The meter has once again been reset, and it has now been zero days since the last Lana Del Rey controversy. Previously, on This Shit: Del Rey released the cover of her new album, Chemtrails Over The Country Club, along with a caption in which she wildly attempted to pre-empt criticism (?) by defending (?) the inclusion of women of color, noting that some of her best friends and boyfriends have been “rappers”—implying an equivalency between people of color and rappers. Oh, and she used last week’s failed violent insurrection at the U.S. Capitol to promote her album (and it really says something that this part feels like a minor quibble).
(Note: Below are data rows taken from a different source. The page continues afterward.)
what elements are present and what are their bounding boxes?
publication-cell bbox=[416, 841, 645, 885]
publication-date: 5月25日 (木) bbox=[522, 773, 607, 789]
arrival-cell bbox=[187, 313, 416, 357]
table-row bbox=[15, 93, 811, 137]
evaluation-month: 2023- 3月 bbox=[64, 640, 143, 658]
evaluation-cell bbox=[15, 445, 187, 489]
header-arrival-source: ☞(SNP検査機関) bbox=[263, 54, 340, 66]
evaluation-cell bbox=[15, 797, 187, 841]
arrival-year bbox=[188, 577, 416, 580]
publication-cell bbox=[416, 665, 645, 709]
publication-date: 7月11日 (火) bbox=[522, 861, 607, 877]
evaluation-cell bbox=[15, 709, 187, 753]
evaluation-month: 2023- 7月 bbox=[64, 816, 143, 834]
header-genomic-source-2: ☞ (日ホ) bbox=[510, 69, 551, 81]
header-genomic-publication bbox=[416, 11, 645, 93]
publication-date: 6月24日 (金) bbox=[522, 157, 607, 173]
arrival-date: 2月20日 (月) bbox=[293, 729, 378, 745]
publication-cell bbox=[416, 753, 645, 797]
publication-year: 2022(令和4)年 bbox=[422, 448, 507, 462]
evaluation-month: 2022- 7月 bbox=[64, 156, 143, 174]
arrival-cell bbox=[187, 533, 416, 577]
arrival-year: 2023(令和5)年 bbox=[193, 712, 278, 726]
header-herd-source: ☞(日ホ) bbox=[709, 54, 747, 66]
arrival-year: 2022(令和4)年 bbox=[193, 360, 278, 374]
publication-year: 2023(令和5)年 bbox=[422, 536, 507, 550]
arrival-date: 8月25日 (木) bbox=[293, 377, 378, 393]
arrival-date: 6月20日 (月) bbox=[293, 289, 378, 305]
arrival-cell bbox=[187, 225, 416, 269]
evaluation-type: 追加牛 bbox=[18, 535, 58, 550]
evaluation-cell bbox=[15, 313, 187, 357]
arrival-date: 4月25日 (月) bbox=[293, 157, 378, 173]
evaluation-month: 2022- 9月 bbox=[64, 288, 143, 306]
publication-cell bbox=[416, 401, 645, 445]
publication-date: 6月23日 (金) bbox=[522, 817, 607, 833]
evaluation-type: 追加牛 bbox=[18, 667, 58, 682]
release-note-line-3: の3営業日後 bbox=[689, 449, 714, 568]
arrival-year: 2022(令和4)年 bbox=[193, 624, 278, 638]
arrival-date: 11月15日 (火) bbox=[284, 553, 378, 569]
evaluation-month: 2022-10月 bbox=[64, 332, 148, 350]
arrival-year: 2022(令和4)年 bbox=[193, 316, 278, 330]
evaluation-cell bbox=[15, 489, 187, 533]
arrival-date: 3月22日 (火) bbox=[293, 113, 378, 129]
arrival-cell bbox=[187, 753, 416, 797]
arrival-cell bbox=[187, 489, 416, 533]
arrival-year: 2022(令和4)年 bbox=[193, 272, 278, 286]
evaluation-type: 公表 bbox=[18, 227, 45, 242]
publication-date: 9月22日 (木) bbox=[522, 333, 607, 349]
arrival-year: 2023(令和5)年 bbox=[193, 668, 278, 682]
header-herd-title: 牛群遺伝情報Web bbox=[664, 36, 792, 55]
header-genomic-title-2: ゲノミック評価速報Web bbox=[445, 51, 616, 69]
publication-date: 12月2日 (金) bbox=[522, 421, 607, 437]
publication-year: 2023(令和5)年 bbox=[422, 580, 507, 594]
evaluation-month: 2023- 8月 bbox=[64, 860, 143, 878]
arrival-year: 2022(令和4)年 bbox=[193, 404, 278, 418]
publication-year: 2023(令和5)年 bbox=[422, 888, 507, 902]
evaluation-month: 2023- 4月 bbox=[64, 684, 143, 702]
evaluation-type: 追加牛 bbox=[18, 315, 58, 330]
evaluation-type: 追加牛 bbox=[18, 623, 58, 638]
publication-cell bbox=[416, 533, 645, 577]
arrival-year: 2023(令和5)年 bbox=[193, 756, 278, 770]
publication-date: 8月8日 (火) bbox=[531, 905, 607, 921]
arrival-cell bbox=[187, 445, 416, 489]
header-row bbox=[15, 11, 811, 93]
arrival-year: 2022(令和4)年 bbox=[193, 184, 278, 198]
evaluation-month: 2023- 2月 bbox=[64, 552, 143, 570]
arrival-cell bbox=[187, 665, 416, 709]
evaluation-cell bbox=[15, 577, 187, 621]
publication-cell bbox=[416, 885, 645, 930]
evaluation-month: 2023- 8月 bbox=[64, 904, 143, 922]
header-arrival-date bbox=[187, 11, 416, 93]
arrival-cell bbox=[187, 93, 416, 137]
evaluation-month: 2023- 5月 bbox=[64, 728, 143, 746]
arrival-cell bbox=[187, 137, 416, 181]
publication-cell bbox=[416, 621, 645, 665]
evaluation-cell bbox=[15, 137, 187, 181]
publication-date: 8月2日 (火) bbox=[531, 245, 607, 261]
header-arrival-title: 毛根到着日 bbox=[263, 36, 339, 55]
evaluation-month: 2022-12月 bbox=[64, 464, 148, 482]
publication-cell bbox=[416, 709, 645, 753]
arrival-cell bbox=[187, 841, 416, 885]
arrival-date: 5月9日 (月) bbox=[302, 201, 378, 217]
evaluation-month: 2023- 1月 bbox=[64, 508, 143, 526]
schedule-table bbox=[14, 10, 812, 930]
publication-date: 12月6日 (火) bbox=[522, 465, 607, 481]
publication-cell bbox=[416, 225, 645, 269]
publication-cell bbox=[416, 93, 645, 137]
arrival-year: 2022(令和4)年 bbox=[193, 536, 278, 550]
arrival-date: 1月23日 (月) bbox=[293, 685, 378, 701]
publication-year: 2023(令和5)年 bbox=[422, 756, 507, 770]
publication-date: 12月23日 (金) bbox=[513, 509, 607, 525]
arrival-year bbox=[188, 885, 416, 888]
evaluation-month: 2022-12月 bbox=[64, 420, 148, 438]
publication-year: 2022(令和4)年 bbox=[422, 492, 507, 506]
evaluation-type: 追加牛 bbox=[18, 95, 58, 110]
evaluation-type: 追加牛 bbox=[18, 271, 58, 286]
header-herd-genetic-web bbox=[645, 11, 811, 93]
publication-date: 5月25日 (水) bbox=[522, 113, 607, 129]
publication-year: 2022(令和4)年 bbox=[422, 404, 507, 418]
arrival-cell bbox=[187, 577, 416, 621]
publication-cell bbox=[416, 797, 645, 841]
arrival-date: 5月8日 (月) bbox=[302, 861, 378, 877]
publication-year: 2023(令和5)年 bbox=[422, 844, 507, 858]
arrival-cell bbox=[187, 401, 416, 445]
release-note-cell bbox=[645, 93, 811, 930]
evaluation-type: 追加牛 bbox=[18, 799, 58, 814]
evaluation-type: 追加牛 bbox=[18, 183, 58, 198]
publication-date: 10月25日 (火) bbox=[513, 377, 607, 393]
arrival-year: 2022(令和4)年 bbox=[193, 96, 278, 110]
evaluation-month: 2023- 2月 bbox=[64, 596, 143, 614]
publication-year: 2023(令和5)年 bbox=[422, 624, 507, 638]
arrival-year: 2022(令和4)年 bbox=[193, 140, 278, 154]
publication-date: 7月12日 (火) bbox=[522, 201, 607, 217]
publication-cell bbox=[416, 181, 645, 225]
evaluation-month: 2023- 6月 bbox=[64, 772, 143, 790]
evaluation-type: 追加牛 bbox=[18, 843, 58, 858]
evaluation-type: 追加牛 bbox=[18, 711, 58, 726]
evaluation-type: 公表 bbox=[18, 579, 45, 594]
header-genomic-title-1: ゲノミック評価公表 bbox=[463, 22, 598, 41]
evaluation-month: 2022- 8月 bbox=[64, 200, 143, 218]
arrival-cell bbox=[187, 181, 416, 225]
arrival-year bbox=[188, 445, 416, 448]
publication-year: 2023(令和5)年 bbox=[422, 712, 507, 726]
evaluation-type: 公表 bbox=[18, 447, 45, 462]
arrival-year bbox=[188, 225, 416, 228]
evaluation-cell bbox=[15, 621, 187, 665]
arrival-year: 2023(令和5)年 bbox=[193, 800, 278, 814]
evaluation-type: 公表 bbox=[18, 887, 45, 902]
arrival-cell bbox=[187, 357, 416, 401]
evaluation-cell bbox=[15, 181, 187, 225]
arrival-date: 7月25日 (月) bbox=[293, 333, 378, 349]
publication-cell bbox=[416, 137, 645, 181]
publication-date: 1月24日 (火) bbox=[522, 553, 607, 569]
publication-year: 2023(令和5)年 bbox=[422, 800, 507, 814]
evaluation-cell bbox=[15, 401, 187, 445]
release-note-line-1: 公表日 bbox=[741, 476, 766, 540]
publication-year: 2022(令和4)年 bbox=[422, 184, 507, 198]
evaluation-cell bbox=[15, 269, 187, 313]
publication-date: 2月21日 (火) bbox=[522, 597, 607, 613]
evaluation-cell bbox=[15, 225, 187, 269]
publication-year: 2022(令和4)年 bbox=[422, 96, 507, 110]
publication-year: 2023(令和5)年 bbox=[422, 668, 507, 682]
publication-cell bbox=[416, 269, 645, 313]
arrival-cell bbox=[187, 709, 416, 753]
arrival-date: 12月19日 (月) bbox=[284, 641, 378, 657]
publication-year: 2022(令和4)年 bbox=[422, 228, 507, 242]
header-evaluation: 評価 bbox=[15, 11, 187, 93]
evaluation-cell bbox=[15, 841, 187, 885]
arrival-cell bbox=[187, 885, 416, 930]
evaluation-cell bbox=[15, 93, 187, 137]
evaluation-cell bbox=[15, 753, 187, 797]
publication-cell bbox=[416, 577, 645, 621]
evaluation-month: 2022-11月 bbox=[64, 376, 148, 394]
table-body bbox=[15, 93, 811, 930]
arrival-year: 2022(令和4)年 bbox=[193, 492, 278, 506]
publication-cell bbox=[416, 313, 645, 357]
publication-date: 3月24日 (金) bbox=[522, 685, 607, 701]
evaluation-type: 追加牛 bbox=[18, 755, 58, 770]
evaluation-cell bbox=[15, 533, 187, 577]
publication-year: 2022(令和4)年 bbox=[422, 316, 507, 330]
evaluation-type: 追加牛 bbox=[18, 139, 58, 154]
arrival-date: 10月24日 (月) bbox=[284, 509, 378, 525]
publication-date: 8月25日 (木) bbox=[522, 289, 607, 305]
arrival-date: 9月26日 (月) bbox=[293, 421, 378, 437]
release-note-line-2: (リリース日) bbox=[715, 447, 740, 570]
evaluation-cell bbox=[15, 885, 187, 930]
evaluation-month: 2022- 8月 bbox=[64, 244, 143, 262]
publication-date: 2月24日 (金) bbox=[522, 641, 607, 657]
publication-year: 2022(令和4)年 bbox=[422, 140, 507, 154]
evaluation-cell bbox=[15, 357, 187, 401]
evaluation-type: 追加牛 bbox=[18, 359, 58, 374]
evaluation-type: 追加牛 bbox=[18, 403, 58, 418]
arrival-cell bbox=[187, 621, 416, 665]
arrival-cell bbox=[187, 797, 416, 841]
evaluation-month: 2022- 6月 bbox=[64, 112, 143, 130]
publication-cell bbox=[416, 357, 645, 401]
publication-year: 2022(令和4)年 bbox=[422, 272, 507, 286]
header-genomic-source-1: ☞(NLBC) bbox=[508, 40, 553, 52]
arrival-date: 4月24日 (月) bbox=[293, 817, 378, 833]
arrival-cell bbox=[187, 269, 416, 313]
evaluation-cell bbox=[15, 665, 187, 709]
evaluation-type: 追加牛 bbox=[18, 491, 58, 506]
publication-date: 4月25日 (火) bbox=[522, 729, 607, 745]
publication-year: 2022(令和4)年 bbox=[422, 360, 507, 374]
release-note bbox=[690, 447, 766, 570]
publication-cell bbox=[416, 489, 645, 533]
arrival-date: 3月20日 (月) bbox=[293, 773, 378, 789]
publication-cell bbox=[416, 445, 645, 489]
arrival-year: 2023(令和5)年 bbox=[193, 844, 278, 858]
On Monday, Del Rey appeared on BBC Radio 1's Future Sounds to discuss her album and the topic turned to politics. Per Entertainment Weekly, Del Rey—who previously drew criticism online for dating a white cop—commented on Donald Trump’s role in the insurrection, saying, “He doesn’t know that he’s inciting a riot. I believe that.” Many people naturally took Del Rey’s comments at face value and felt as though she was defending Trump, prompting her (oh here we go) to defend herself on Twitter by deploying the good ol’ “out of context” defense:
She really is that one friend who stirs shit up and makes larger socio-political issues about herself and then gets all upset when she’s called out on it. You know, that one.
In the second tweet, Del Rey echoed a sentiment expressed in that same Future Sounds interview, in which she asserts that “the madness of Trump, as bad as it was, it really needed to happen”—an opinion most often shared by teenagers who doodle the anarchy symbol on schoolbook covers. Del Rey went on to share the damning results from her personal assessment of America:
We really needed a reflection of our world’s greatest problem, which is not climate change, it’s the problem of sociopathy and narcissism. Especially in America. It’s going to kill the world. It’s not capitalism, it’s narcissism.
It’s the lack of self-awareness for us, really.